"Food and Drug Administration says that a certain amount of contamination is
unavoidable in commercial food processing, so it allows for a small amount of
"filth" before taking action. "it is economically impractical to grow,
harvest, or process raw products that are totally free of non-hazardous,
naturally occurring, unavoidable defects." http://www.cbsnews.com/8301-504763_162-20013038-10391704.html
Someone tell me what is unavoidable about maggots and rat hair in my food? I need someone to breakdown the economically impractical part. Are you too cheap? Does it cost too much?

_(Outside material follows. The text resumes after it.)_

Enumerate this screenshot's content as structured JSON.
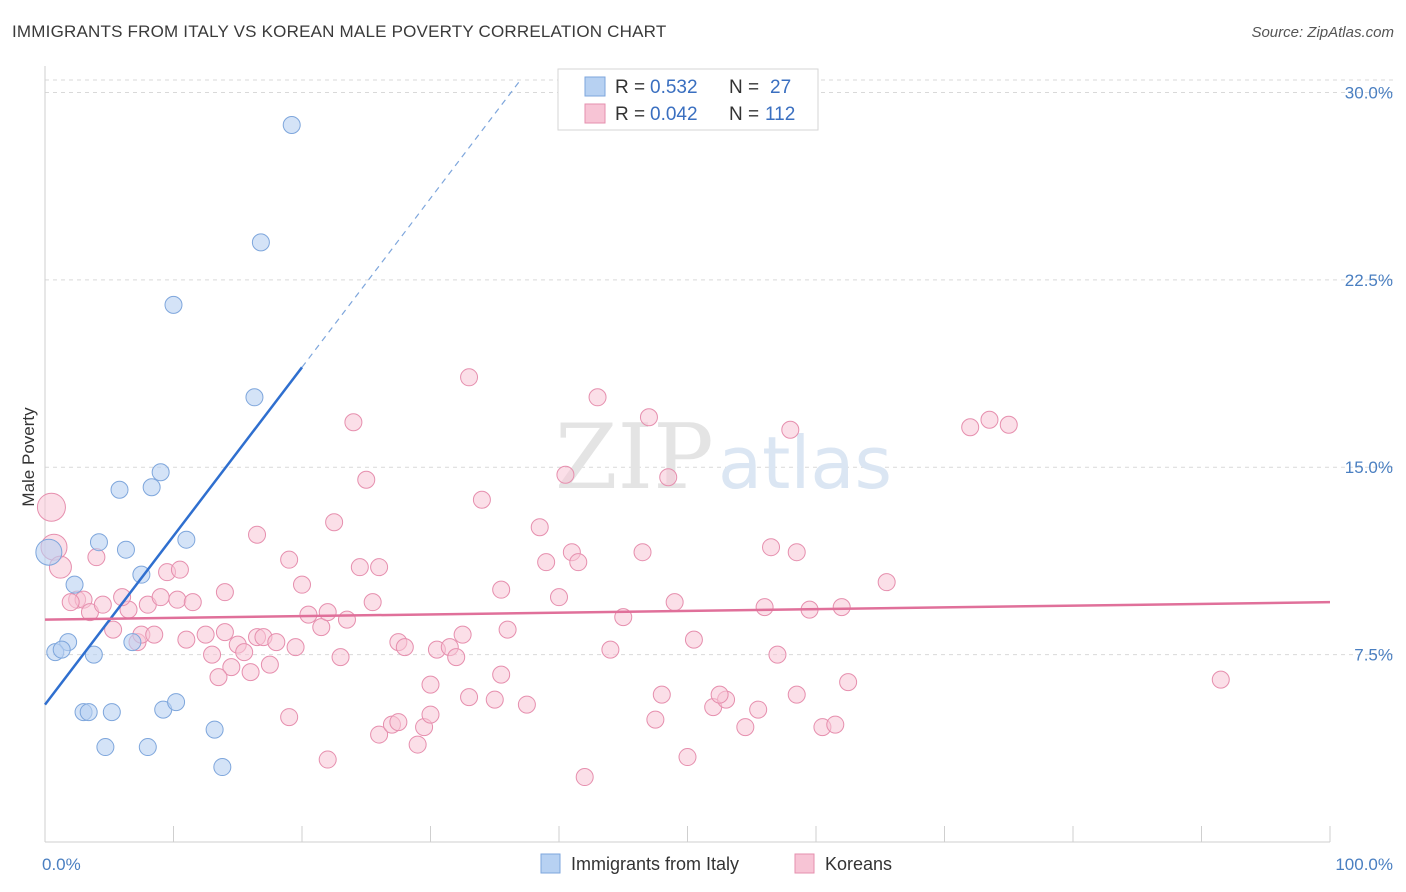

What does that mean.
The list:
20 or more maggots in canned mushrooms (is someone opening these cans and inspecting the amount of maggots in them?)
12% or more of mold in fruit
1 rodent hair in peanut butter (once again, is someone counting the hairs in the peanut butter)
foreign matter including cigarette butt(it is economically impractical to tell your workers not to put stuff in my food. I understand)
animal feces (heaven forbid you call an exterminator)
15 fruit fly eggs
25mg of sand in peanut butter
40 thrips on asparagus and in beer
60 parasite for 100 fish(more than 50% of my fish is allowed to have parasites on it)
325 mg of insect feces can end up in your spices
sticks and stones
Am I wrong that I'm listening to Michael Jackson's "They Don't Care About Us?" because that's how I feel. Who made these rules? Don't answer that. I'm really convinced that FDA is all about getting their palms greased and could care less about the consumer. Who allows maggots in food? Let's cook at home.